Nehmt ihr besonders früh viele Regionen ein, also investiert auch dementsprechend früh in ein Kommunikationszentrum? Ich habe auf meinem jetzigen Spielstand schon wieder das Problem, das ich einfach nicht früh genug das Avatar-Projekt stören kann und ich deshalb nun arge Zeitprobleme habe. An welchen anderen Ecken spart ihr dafür? Ich hab am Anfang in das Ausbildungs- Zentrum und die Waffenkammer investiert, um so möglichst früh Exo-Anzüge zu bekommen und meine Rekruten entsprechend auszubilden und habe eigentlich positive Erfahrungen damit gemacht, aber ich hänge nun ziemlich arg hinterher im Zeitplan. Ne Schattenkammer müsste ich als nächstes bauen, aber dann habe ich wieder keine Knete... Habt ihr Anregungen, was ich besser machen könnte in der Hinsicht?

Danke schon einmal für die Tipps!


----------



## Spassbremse (15. Februar 2016)

@ Taiwez:

Ich habe die Erfahrung gemacht, dass man das Avatar-Projekt eigentlich großzügig ignorieren kann. 
Wichtig ist nur, die Story nicht ganz zu vernachlässigen, denn hierbei lässt sich der Avatar-Fortschritt eigentlich immer um 2-3 Punkte zurücksetzen.
Die Alien-Basen habe ich weitestgehend unbeachtet gelassen, solange sie zu weit vom eigenen Gebiet entfernt lagen.

Grundsätzlich war meine Priorität, die wichtigen Kontinentalboni einzuheimsen. Im Gegensatz zum Vorgänger sind diese jedoch diesmal vollkommen randomisiert, es gibt außerdem erheblich mehr, als es Kontinente gibt; d. h., in jedem neuen Spiel wird es eine vollkommen andere Zusammensetzung geben; aber besonders wichtig fand ich, gerade am Anfang, beschleunigte Forschung, reduzierte Testbereichskosten und bessere Preise am Schwarzmarkt. 

Ich habe mich außerdem zuerst auf die "billigen" Kontinente gestürzt, Europa, Südamerika und Ozeanien, da diese nur aus jeweils 2 Regionen bestehen und auch nur ein Funkrelais erfordern, um den Bonus freizuschalten.


----------



## Taiwez (15. Februar 2016)

Wie früh im Spiel bist du das Ganze angegangen?
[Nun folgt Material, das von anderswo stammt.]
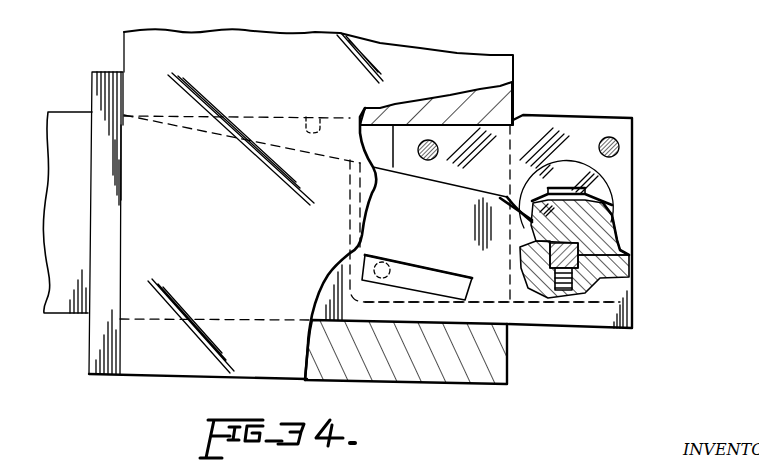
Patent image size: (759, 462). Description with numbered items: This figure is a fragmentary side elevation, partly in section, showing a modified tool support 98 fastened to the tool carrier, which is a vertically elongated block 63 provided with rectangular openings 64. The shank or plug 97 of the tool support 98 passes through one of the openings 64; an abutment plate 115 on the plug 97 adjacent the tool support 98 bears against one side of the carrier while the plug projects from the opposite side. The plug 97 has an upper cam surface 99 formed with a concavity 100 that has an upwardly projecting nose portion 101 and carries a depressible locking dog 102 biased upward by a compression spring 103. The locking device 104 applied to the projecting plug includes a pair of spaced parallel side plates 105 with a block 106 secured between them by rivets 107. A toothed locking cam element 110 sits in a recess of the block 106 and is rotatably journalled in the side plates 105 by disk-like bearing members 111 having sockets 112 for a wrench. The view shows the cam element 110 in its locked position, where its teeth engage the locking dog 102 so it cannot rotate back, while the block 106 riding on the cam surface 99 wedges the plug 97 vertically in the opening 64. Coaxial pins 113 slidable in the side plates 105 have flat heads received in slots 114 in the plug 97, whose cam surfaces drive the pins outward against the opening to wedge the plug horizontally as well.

The block 63 is at (277, 48).
The rectangular openings 64 is at (318, 118).
The shank or plug 97 is at (248, 135).
The tool support 98 is at (70, 112).
The upper cam surface 99 is at (460, 198).
The concavity 100 is at (520, 243).
The nose portion 101 is at (617, 227).
The locking dog 102 is at (580, 254).
The compression spring 103 is at (607, 284).
The locking device 104 is at (617, 112).
The side plates 105 is at (583, 308).
The block 106 is at (612, 173).
The rivets 107 is at (437, 160).
The toothed locking cam element 110 is at (612, 213).
The disk-like bearing members 111 is at (577, 177).
The sockets 112 is at (562, 187).
The coaxial pins 113 is at (398, 283).
The slots 114 is at (433, 283).
The abutment plate 115 is at (110, 67).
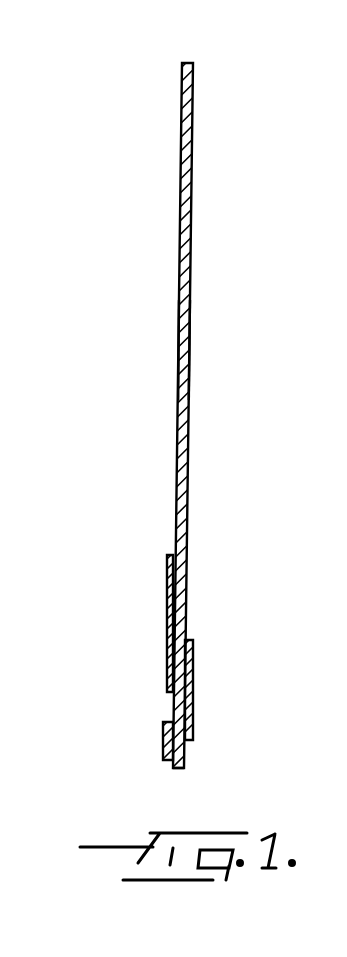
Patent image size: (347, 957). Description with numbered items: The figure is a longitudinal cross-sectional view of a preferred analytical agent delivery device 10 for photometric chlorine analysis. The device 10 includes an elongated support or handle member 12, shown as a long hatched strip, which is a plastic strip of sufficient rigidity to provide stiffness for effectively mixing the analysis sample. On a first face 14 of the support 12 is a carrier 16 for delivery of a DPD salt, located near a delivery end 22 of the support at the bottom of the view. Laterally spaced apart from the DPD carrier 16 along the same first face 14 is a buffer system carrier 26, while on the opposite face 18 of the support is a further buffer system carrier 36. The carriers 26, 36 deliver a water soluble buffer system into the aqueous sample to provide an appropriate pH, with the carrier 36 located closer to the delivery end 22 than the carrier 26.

The analytical agent delivery device 10 is at (163, 151).
The support or handle member 12 is at (196, 291).
The first face 14 is at (178, 356).
The opposite face 18 is at (190, 394).
The carrier 26 is at (166, 618).
The carrier 36 is at (195, 672).
The carrier 16 is at (162, 750).
The delivery end 22 is at (184, 762).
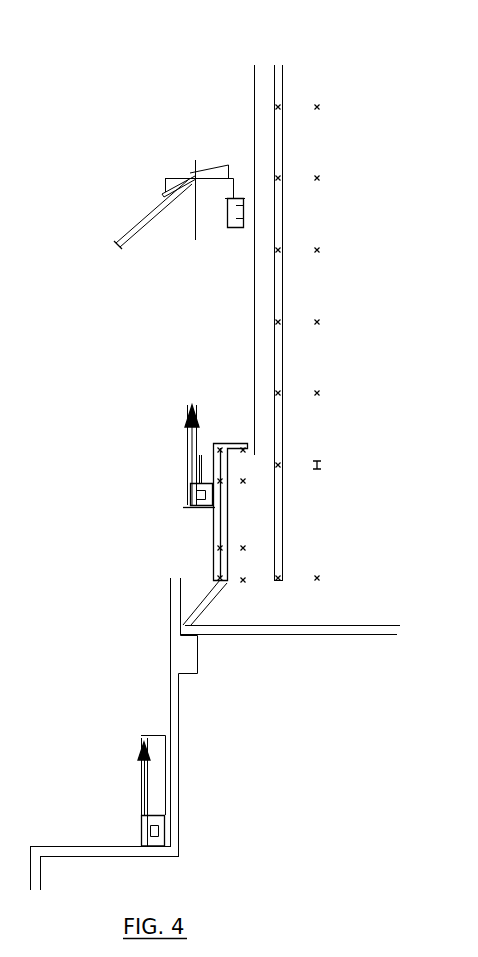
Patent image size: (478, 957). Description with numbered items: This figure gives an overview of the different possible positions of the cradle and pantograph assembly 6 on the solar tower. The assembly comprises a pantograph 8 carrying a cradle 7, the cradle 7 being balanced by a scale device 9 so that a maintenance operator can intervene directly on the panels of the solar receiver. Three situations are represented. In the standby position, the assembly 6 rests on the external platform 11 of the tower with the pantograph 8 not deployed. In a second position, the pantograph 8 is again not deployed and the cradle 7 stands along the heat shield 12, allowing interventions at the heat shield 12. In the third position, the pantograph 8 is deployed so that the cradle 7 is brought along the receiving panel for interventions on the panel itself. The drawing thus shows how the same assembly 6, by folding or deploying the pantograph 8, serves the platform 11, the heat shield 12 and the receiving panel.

The cradle and pantograph assembly 6 is at (158, 168).
The cradle 7 is at (243, 218).
The pantograph 8 is at (192, 187).
The scale device 9 is at (107, 239).
The platform 11 is at (72, 840).
The heat shield 12 is at (216, 533).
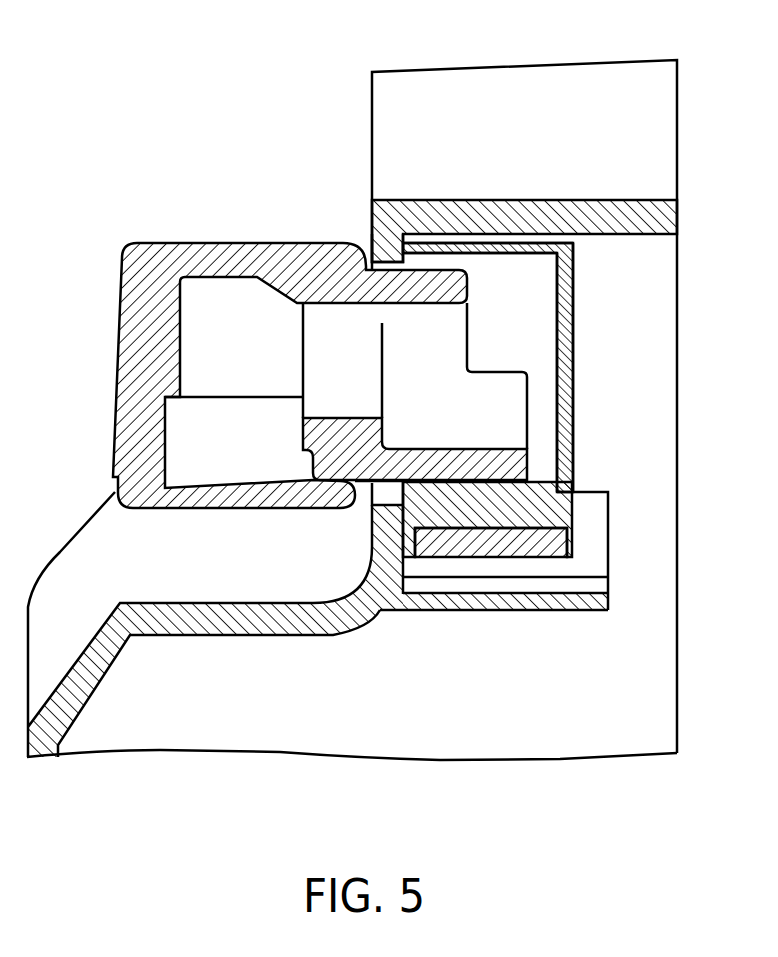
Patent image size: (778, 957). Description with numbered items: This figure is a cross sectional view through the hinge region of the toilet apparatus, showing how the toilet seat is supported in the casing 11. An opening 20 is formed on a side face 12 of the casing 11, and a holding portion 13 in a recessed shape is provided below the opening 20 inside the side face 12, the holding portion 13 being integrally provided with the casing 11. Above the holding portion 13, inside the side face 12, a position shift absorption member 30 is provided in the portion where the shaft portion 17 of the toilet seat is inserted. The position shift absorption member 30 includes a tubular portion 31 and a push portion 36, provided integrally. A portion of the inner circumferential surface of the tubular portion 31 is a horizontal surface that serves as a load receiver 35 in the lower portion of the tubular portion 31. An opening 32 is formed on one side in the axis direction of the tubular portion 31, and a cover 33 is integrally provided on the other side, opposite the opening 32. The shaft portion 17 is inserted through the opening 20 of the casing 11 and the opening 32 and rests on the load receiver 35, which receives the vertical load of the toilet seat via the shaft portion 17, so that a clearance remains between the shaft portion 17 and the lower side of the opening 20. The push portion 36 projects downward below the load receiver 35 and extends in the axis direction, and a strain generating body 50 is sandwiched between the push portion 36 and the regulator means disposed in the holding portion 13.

The casing 11 is at (458, 196).
The side face 12 is at (387, 553).
The holding portion 13 is at (583, 602).
The shaft portion 17 is at (298, 262).
The opening 20 is at (373, 498).
The position shift absorption member 30 is at (575, 306).
The tubular portion 31 is at (513, 250).
The opening 32 is at (418, 262).
The cover 33 is at (563, 388).
The load receiver 35 is at (477, 478).
The push portion 36 is at (531, 507).
The strain generating body 50 is at (478, 543).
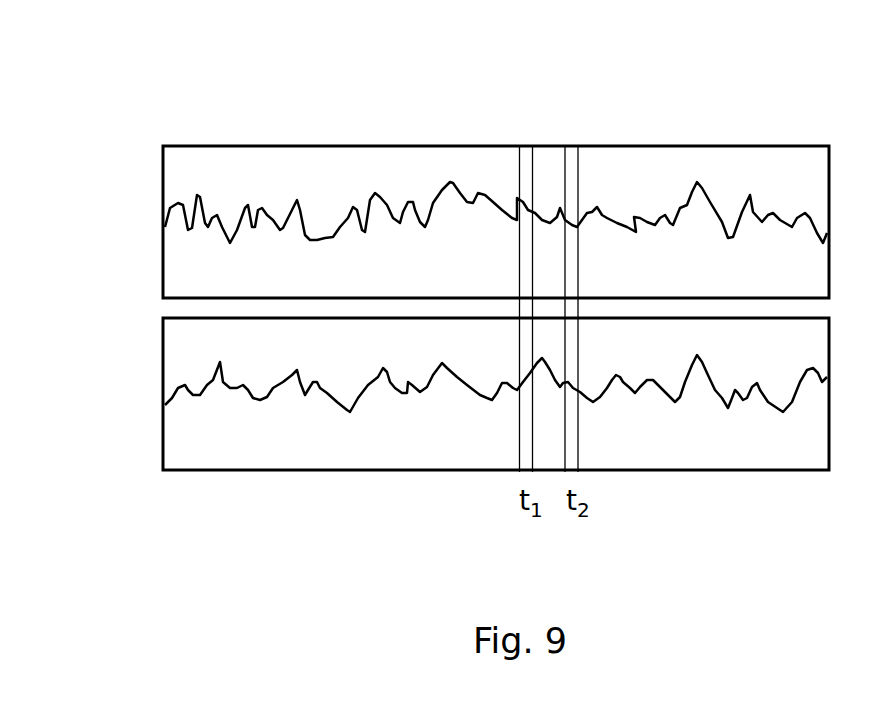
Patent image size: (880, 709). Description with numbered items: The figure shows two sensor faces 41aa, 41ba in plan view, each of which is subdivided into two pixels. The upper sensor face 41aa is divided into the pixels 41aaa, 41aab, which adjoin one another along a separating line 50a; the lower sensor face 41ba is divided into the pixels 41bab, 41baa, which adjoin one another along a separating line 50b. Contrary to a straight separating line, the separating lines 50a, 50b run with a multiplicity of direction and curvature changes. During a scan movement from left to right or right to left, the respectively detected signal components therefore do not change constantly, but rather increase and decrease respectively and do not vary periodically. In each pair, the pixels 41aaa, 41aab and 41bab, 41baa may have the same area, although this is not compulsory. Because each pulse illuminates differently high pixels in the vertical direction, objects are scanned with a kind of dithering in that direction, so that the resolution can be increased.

The sensor face 41aa is at (145, 147).
The pixel 41aaa is at (215, 168).
The pixel 41aab is at (388, 255).
The sensor face 41ba is at (145, 318).
The pixel 41baa is at (355, 355).
The pixel 41bab is at (249, 442).
The separating line 50a is at (610, 219).
The separating line 50b is at (662, 390).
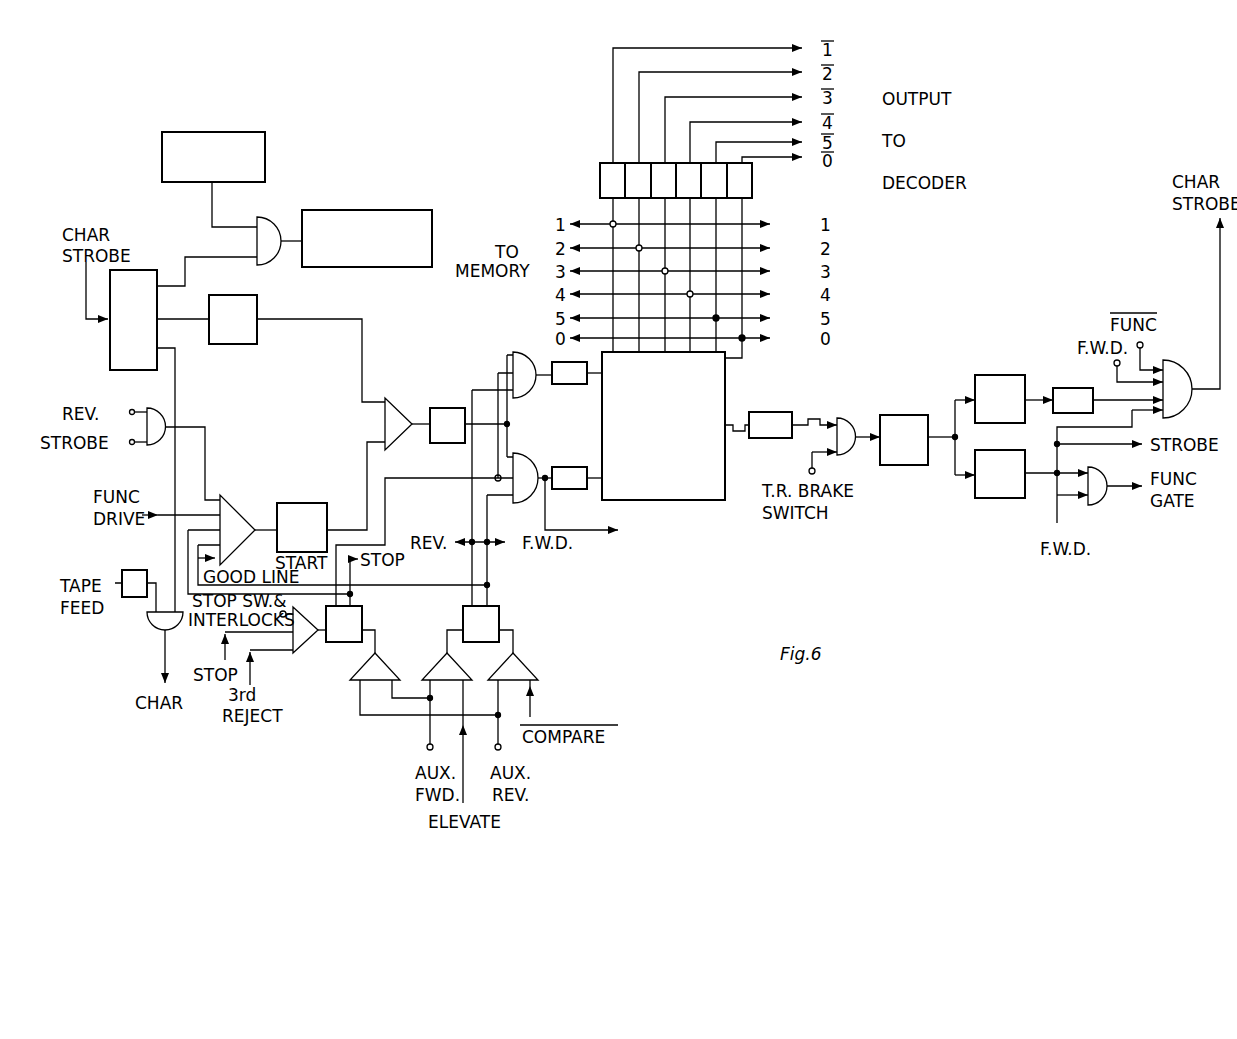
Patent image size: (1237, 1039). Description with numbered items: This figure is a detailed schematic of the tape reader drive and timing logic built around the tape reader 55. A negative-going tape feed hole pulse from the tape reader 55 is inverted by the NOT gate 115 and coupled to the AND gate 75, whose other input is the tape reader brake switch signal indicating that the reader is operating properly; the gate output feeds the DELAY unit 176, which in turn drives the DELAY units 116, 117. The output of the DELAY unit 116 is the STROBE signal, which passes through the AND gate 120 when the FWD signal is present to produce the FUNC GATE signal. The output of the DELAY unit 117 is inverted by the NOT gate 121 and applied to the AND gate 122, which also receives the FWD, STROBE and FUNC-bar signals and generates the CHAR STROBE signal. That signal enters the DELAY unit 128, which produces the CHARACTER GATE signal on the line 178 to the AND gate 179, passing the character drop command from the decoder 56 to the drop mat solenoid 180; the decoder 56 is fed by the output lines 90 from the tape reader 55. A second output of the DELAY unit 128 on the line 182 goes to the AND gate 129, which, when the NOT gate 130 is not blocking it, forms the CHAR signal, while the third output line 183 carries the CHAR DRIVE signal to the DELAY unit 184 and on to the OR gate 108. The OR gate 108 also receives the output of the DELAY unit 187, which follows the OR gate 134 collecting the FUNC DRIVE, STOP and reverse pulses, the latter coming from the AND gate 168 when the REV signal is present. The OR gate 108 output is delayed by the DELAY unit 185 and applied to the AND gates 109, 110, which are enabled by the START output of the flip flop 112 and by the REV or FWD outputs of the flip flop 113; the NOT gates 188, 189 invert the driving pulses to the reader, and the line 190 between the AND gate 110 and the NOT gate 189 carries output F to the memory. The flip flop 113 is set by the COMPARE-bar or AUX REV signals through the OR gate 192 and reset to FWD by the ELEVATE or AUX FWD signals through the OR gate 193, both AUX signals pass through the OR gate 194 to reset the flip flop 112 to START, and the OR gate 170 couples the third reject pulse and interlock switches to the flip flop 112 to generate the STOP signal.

The decoder 56 is at (222, 178).
The AND gate 179 is at (262, 215).
The drop mat solenoid 180 is at (360, 210).
The DELAY unit 128 is at (140, 270).
The line 178 is at (194, 266).
The third output line 183 is at (206, 318).
The output line 182 is at (178, 374).
The DELAY unit 184 is at (250, 347).
The AND gate 168 is at (152, 405).
The OR gate 134 is at (260, 499).
The DELAY unit 187 is at (290, 503).
The OR gate 108 is at (383, 421).
The DELAY unit 185 is at (443, 406).
The AND gate 109 is at (520, 350).
The NOT gate 188 is at (585, 386).
The AND gate 110 is at (522, 452).
The NOT gate 189 is at (559, 448).
The line 190 is at (591, 532).
The tape reader 55 is at (634, 441).
The NOT gate 115 is at (775, 410).
The AND gate 75 is at (852, 417).
The DELAY unit 176 is at (917, 414).
The DELAY unit 117 is at (1002, 375).
The DELAY unit 116 is at (1005, 498).
The NOT gate 121 is at (1078, 388).
The AND gate 122 is at (1172, 365).
The AND gate 120 is at (1093, 504).
The output lines 90 is at (578, 203).
The NOT gate 130 is at (135, 568).
The AND gate 129 is at (150, 628).
The OR gate 170 is at (300, 648).
The flip flop 112 is at (364, 610).
The flip flop 113 is at (497, 606).
The OR gate 194 is at (352, 681).
The OR gate 193 is at (441, 664).
The OR gate 192 is at (534, 668).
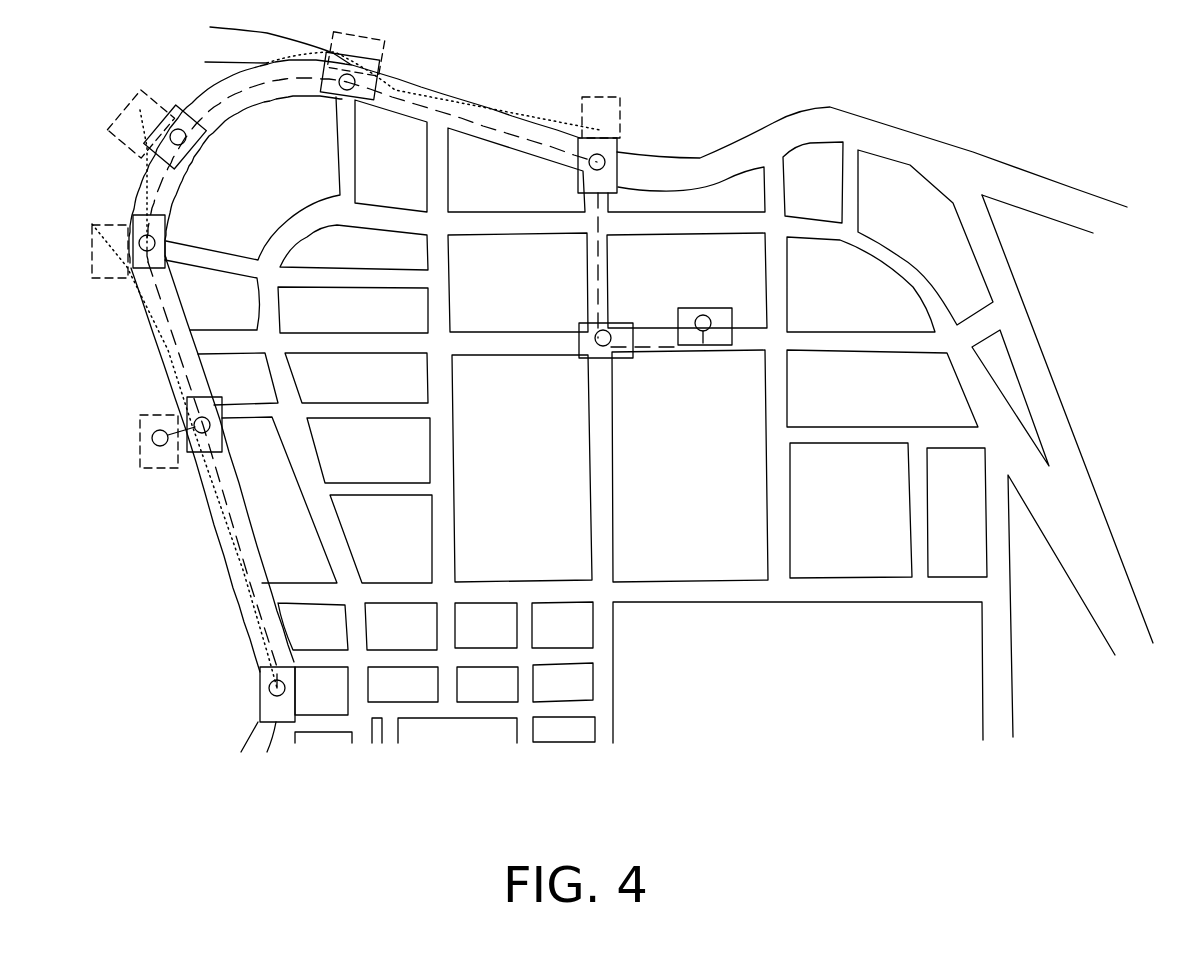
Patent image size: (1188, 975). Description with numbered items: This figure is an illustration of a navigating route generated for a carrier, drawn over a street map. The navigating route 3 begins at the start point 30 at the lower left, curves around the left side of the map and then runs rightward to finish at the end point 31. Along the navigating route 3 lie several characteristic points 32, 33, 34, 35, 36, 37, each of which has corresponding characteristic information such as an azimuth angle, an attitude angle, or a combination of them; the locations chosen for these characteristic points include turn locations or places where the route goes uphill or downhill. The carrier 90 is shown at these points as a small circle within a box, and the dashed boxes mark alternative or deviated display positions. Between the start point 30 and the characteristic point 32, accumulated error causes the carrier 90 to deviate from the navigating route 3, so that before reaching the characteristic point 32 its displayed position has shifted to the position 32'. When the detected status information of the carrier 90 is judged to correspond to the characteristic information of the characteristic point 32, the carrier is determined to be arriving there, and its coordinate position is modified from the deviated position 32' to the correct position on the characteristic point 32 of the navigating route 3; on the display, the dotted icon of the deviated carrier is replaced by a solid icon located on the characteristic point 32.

The navigating route 3 is at (265, 577).
The start point 30 is at (268, 690).
The end point 31 is at (708, 317).
The characteristic point 32 is at (237, 441).
The deviated position 32' is at (137, 445).
The characteristic point 33 is at (134, 218).
The characteristic point 34 is at (184, 143).
The characteristic point 35 is at (354, 76).
The characteristic point 36 is at (605, 160).
The characteristic point 37 is at (597, 334).
The carrier 90 is at (185, 160).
Mir scheint, das ich noch gar nicht sooo weit bin, aber immerhin konnte ich jetzt die Ufo Mission schaffen.. 

Ich spiele ja auf Ironman, da hab ich gestern auch wieder 2 meiner besten Soldaten verloren, so ärgerlich.. und einige Sachen hätte ich lieber auch früher als später erforscht, aber im großen und ganzen bin ich jetzt eigentlich ganz zufrieden. Ich werd mal einen ingenieur beim Komm-Zentrum abstellen, dann kann ich erst mal noch weitere Gebiete erschließen. 

Was mir positiv aufgefallen ist; die Gadgets sind viel nützlicher als im Vorgänger. Blendgranaten und die Täuschkörper finde ich bis jetzt am nützlichsten, aber auch die Exo-Suits finde ich geil, weswegen ich auch auf die primär gehe. Die geben mir einfach so viel Zerstörungskraft, da freut sich das Xcom-Herz.


----------



## Spassbremse (15. Februar 2016)

Taiwez schrieb:


> Wie früh im Spiel bist du das Ganze angegangen? Mir scheint, das ich noch gar nicht sooo weit bin, aber immerhin konnte ich jetzt die Ufo Mission schaffen..



Tipp: Die UFO-Mission wird wohl leichter, wenn man bis dahin die Schiffsgeschütze gebaut hat - die nützen anscheinend nur bei dieser Mission, danach nicht mehr.

Es ist wohl auch sinnvoll, recht früh eine Werkstatt zu bauen, und die möglichst mittig zu platzieren, so dass links und rechts, oben und unten davon Räume platzieren kann; die Werkstatt-Gremlins sind gerade zu Beginn sehr sinnvoll, wenn man nur wenig Ingenieure hat.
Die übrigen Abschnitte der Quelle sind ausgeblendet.